Le préalable bien sûr – encore que ce soit à leur contact qu’on apprenne à parler – ce dépaysement est qu’on maîtrise la langue, ce qu’interdit le saupoudrage encore imposé dans maints INSPE et par maints IPR, ce qu’ils appellent la « séquence didactique » : il faut que chaque semaine une leçon soit spécifiquement consacrée à la grammaire et que chaque semaine une leçon soit spécifiquement consacrée à l’orthographe. L’APLettres à cet égard demande le rétablissement des programmes de 2009, qu’elle avait inspirés et dont la réforme du collège de funeste mémoire faucha les prémices. Il faut de la méthode à l’acquisition du parler, et il y faut le temps qu’il faut.

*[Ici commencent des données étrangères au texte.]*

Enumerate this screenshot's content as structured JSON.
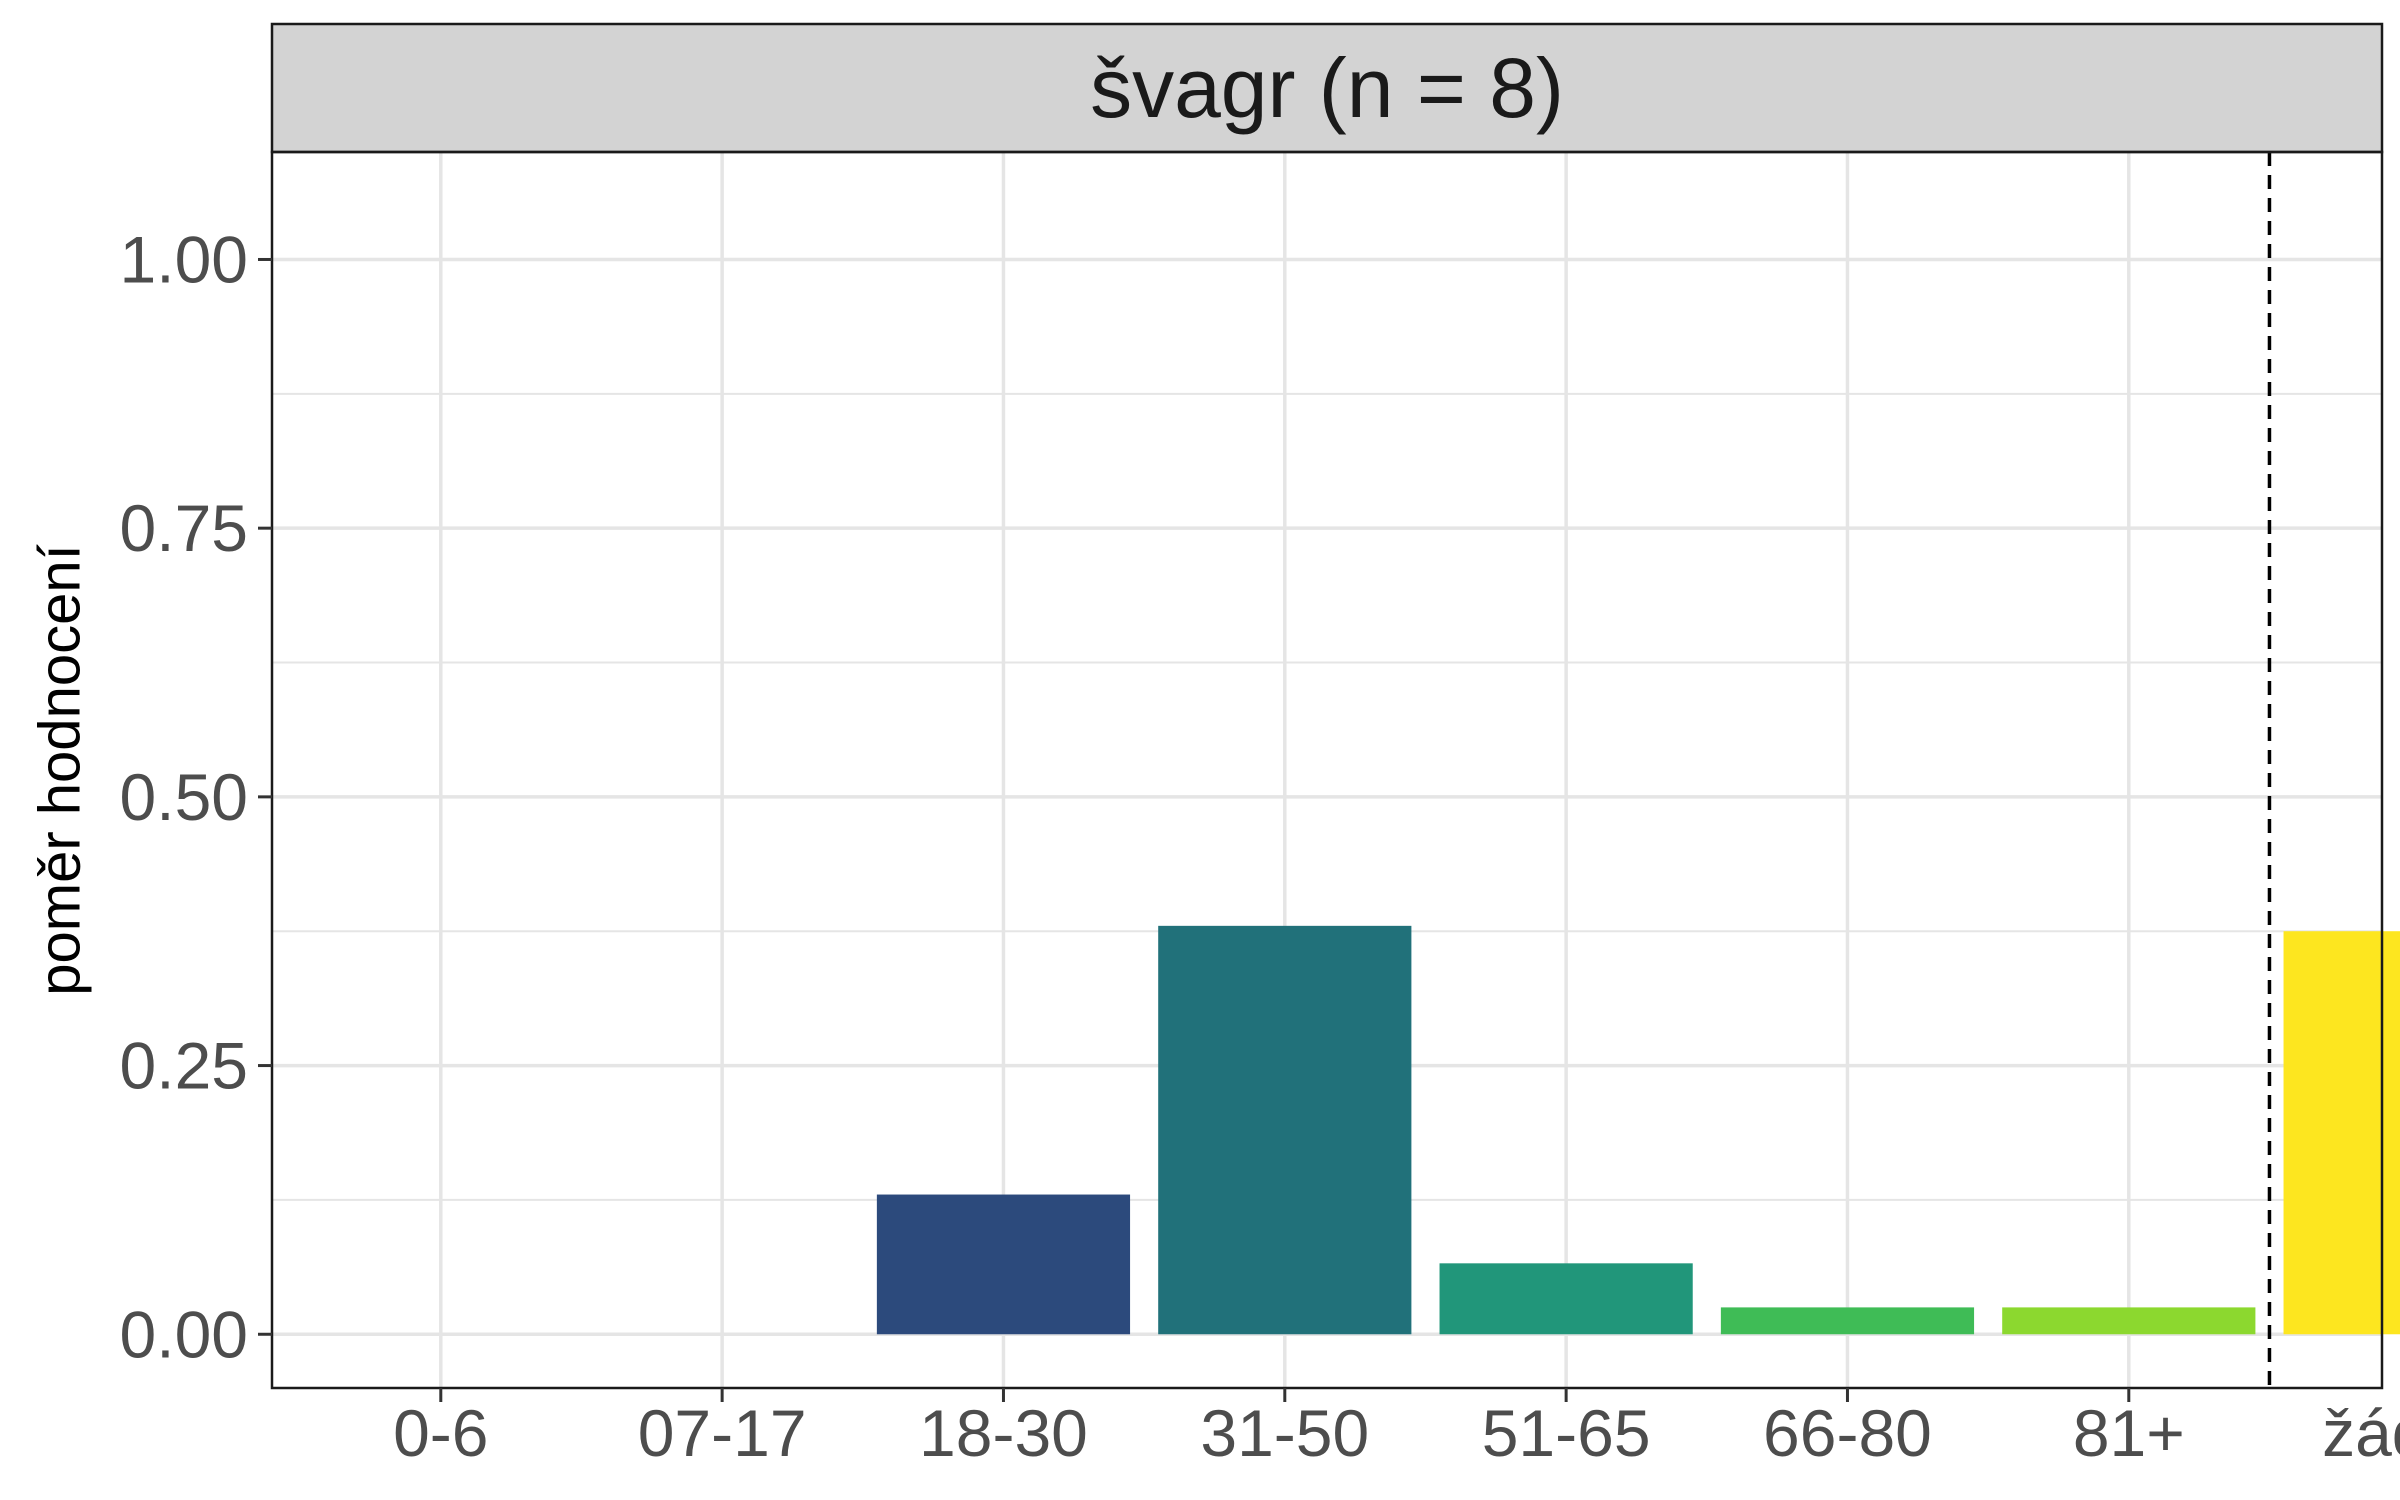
{
  "chart_data": {
    "type": "bar",
    "title": "švagr (n = 8)",
    "xlabel": "",
    "ylabel": "poměr hodnocení",
    "categories": [
      "0-6",
      "07-17",
      "18-30",
      "31-50",
      "51-65",
      "66-80",
      "81+",
      "žádný"
    ],
    "values": [
      0,
      0,
      0.13,
      0.38,
      0.066,
      0.025,
      0.025,
      0.375
    ],
    "colors": [
      "#440154",
      "#46327e",
      "#2c4a7c",
      "#21717a",
      "#21967a",
      "#3fbc56",
      "#8cd82f",
      "#fde61f"
    ],
    "ylim": [
      -0.05,
      1.1
    ],
    "yticks": [
      0,
      0.25,
      0.5,
      0.75,
      1
    ],
    "ytick_labels": [
      "0.00",
      "0.25",
      "0.50",
      "0.75",
      "1.00"
    ],
    "grid": true,
    "reference_line": {
      "between": [
        "81+",
        "žádný"
      ],
      "style": "dashed",
      "color": "#000000"
    },
    "strip_color": "#d3d3d3",
    "panel_border_color": "#1a1a1a",
    "grid_color": "#e5e5e5"
  }
}
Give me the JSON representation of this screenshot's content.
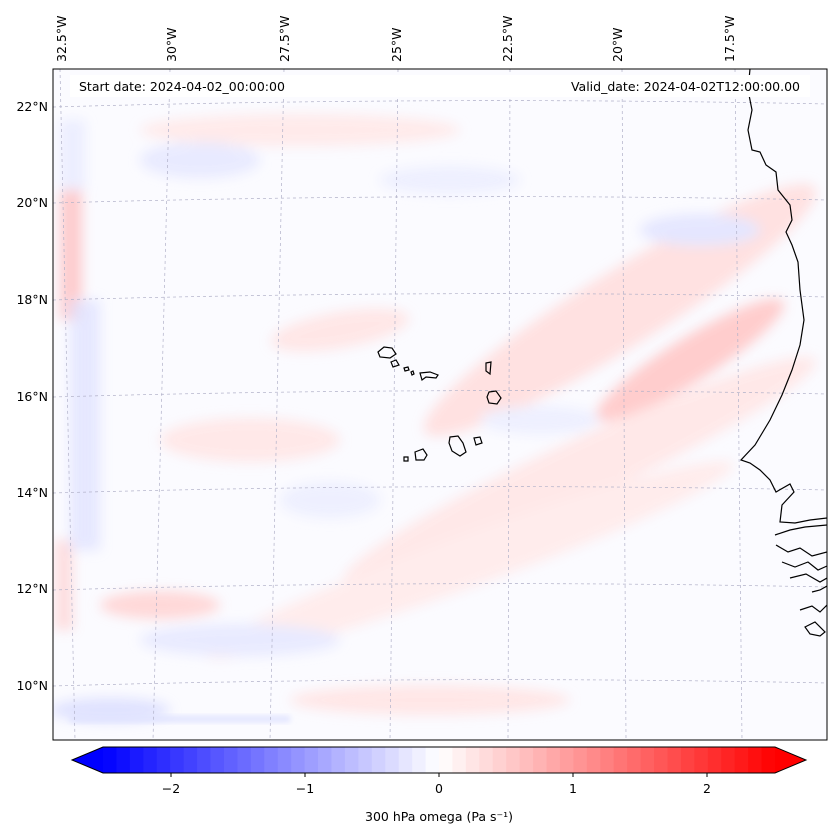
{
  "header": {
    "start_date": "Start date: 2024-04-02_00:00:00",
    "valid_date": "Valid_date: 2024-04-02T12:00:00.00"
  },
  "longitude_labels": [
    "32.5°W",
    "30°W",
    "27.5°W",
    "25°W",
    "22.5°W",
    "20°W",
    "17.5°W"
  ],
  "latitude_labels": [
    "22°N",
    "20°N",
    "18°N",
    "16°N",
    "14°N",
    "12°N",
    "10°N"
  ],
  "colorbar": {
    "label": "300 hPa omega (Pa s⁻¹)",
    "ticks": [
      "−2",
      "−1",
      "0",
      "1",
      "2"
    ],
    "range": [
      -2.7,
      2.5
    ],
    "colors": {
      "negative": "#0000ff",
      "zero": "#ffffff",
      "positive": "#ff0000"
    }
  },
  "colors": {
    "coastline": "#000000",
    "gridline": "#b0b0c8"
  }
}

Il faut que cesse enfin la dispersion des heures qui depuis cinq décennies a tant dépouillé le français que l’élève entrant aujourd’hui en seconde a perdu deux ans par rapport à son camarade des années 70. De même, l’horaire de langues anciennes doit être fixe, de trois heures en quatrième comme en troisième, et fléché dans la DHG. Mais là encore la signature de l’APLettres est de ne pas se borner à réclamer « des moyens » ; ce que nous voulons, c’est que soit engagée une réflexion de fond sur la place et le statut des langues anciennes, spécialement du latin, dans l’enseignement secondaire, qui ne saurait plus être celui d’option si l’on a vraiment conscience que menace cet « hiver de l’esprit » que Marguerite Yourcenar voyait venir, si l’on tient à ce que vive encore le français et que les textes français soient encore lisibles demain.

Dépayser l’élève, par les lettres, par la méthode, par le latin, le dépayser continûment et systématiquement, le dépayser aussitôt franchi le seuil du collège ou du lycée pour qu’il prenne l’habitude de l’être encore quand il en sortira, pour qu’il échappe à ce que Barthes appelait le « fascisme de la langue », celui de ce que Mallarmé appelait les « mots de la tribu », qui sont en vérité ceux de ses chefs, de ses druides et de ses bardes. On ne saurait à moins instituer l’honnête homme du XXIe siècle, à qui il ne faudra pas moins de patience et de minutie pour décrypter les sophismes des oligarques qu’il en aura fallu à ses maîtres pour y former son esprit.